Dendritic cell and antigen dispersal landscapes regulate T cell immunity.

Author information

Department of Immunology, University of Washington, Seattle, WA
Department of Respiratory, Inflammation and Autoimmunity, MedImmune, LLC, Gaithersburg, MD.
Institute of Experimental Immunology, University of Bonn, Bonn, Germany.
Lymphocyte Biology Section, Laboratory of Systems Biology, National Institute of Allergy and Infectious Diseases, National Institutes of Health, Bethesda, MD.

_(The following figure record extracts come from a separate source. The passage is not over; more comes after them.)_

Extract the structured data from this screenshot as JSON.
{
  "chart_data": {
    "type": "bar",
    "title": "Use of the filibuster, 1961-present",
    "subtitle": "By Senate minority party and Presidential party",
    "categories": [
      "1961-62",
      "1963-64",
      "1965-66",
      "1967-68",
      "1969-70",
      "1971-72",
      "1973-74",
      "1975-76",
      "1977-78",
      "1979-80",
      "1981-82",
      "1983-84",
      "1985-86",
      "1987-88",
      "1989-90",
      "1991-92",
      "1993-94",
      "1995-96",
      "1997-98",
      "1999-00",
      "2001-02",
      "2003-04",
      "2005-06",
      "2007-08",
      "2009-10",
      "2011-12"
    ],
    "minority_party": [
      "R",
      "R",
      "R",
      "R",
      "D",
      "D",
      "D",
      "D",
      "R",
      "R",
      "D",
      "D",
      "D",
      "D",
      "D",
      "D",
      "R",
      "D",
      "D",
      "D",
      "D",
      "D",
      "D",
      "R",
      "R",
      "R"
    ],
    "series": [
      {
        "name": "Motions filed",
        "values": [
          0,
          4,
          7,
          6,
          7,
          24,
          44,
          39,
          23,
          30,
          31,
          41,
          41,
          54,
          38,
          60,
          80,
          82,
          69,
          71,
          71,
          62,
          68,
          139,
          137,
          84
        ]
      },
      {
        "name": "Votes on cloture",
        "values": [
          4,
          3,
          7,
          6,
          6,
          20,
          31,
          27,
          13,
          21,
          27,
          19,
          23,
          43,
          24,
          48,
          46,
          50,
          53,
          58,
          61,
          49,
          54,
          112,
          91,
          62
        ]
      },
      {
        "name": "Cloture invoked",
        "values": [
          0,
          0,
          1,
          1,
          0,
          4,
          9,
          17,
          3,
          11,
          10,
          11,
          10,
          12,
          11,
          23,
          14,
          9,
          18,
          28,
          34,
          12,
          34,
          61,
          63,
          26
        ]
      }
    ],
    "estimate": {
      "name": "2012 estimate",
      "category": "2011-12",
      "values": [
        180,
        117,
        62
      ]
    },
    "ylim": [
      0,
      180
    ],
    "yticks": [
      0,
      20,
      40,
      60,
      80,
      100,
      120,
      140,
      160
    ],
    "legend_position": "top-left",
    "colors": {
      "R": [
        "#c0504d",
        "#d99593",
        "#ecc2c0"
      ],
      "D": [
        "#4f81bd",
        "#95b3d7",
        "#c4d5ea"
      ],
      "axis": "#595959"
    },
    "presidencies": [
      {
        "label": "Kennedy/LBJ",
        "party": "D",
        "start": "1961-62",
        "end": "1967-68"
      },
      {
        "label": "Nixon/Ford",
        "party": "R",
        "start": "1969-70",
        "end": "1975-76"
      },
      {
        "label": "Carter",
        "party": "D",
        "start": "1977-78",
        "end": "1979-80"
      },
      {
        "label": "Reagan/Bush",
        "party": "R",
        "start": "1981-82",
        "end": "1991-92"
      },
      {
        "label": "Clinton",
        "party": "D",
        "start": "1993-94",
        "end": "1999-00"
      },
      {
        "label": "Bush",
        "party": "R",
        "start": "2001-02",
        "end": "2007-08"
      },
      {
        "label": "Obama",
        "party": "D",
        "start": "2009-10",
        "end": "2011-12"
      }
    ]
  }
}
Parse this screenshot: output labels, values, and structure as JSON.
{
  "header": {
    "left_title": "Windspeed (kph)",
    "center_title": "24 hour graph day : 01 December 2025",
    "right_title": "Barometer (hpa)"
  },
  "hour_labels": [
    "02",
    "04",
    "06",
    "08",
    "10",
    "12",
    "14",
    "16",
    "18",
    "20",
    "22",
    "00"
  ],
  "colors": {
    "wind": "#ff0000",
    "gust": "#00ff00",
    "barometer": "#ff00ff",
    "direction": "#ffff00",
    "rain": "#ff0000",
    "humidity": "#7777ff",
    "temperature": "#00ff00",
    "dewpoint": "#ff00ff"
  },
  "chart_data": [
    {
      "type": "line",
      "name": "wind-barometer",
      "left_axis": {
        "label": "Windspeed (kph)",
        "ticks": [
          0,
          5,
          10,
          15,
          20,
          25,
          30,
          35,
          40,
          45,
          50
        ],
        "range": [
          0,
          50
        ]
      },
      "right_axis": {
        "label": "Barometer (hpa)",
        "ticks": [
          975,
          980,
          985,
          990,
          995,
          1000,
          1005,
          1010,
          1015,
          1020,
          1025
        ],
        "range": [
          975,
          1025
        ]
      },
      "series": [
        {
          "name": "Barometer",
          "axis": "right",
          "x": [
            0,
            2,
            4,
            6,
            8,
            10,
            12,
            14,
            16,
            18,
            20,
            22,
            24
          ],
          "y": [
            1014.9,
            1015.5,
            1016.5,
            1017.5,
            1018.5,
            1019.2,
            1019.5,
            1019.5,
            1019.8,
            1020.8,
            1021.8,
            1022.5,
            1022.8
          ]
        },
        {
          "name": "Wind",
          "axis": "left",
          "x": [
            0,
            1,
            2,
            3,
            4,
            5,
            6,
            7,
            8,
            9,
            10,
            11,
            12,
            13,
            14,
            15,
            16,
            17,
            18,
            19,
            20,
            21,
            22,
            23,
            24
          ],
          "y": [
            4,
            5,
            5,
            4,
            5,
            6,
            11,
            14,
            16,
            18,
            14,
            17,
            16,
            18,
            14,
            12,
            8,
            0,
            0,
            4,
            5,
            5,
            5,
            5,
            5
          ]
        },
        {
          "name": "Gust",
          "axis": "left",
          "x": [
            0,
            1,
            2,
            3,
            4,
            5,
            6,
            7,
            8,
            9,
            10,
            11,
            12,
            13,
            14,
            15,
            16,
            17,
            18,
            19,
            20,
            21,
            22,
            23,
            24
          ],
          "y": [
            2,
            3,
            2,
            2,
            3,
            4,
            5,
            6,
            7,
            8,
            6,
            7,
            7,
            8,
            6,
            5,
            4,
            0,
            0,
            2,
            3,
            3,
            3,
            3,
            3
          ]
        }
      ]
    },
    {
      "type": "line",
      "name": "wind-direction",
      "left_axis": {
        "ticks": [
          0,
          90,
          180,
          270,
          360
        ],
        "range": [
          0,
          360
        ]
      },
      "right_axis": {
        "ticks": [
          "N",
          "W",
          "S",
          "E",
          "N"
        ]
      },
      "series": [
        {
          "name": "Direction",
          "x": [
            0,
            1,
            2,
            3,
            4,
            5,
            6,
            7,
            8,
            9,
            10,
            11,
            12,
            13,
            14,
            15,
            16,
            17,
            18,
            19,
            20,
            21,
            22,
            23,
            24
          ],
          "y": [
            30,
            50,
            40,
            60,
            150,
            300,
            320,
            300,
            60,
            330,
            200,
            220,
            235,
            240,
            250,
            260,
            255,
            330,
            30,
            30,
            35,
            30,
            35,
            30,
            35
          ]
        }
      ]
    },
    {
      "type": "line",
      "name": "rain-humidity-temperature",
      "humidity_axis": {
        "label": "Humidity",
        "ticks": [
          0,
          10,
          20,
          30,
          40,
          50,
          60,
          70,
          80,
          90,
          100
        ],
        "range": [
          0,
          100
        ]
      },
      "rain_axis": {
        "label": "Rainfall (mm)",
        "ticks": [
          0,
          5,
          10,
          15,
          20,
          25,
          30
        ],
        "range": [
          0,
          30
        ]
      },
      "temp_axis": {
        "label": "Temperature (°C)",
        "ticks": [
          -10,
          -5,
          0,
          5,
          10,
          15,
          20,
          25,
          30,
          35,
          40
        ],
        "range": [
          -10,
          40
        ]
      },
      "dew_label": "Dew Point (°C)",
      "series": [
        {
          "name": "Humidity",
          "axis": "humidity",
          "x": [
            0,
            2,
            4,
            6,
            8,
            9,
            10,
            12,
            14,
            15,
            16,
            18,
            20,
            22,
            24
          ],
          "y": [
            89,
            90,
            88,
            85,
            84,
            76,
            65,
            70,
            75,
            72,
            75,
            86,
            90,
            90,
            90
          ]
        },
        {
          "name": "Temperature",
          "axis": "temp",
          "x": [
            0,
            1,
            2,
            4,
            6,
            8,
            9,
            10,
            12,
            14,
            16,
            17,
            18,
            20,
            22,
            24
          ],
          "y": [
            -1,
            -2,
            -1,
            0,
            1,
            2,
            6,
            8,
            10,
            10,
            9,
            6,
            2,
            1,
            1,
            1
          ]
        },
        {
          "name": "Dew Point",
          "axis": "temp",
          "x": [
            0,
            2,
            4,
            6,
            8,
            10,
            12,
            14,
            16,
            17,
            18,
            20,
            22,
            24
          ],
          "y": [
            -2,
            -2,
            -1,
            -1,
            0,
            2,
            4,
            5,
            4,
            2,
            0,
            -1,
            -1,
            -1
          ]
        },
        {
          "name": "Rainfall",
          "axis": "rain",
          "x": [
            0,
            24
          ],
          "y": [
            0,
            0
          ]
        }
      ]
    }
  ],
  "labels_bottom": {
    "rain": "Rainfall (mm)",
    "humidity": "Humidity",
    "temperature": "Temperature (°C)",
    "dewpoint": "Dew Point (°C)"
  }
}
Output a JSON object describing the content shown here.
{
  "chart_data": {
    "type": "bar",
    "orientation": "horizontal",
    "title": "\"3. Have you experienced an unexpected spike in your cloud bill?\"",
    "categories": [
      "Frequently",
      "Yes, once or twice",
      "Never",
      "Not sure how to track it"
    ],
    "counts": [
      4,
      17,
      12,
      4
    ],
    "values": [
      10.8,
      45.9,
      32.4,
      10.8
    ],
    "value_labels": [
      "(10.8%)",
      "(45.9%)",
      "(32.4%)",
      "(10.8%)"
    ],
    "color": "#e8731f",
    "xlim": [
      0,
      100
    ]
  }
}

Dendritic cell (DC) subsets with biased capacity for CD4+ and CD8+ T cell activation are asymmetrically distributed in lymph nodes (LNs), but how this affects adaptive responses has not been extensively studied. Here we used quantitative imaging to examine the relationships among antigen dispersal, DC positioning, and T cell activation after protein immunization. Antigens rapidly drained into LNs and formed gradients extending from the lymphatic sinuses, with reduced abundance in the deep LN paracortex. Differential localization of DCs specialized for major histocompatibility complex I (MHC I) and MHC II presentation resulted in preferential activation of CD8+ and CD4+ T cells within distinct LN regions. Because MHC I-specialized DCs are positioned in regions with limited antigen delivery, modest reductions in antigen dose led to a substantially greater decline in CD8+ compared with CD4+ T cell activation, expansion, and clonal diversity. Thus, the collective action of antigen dispersal and DC positioning regulates the extent and quality of T cell immunity, with important implications for vaccine design.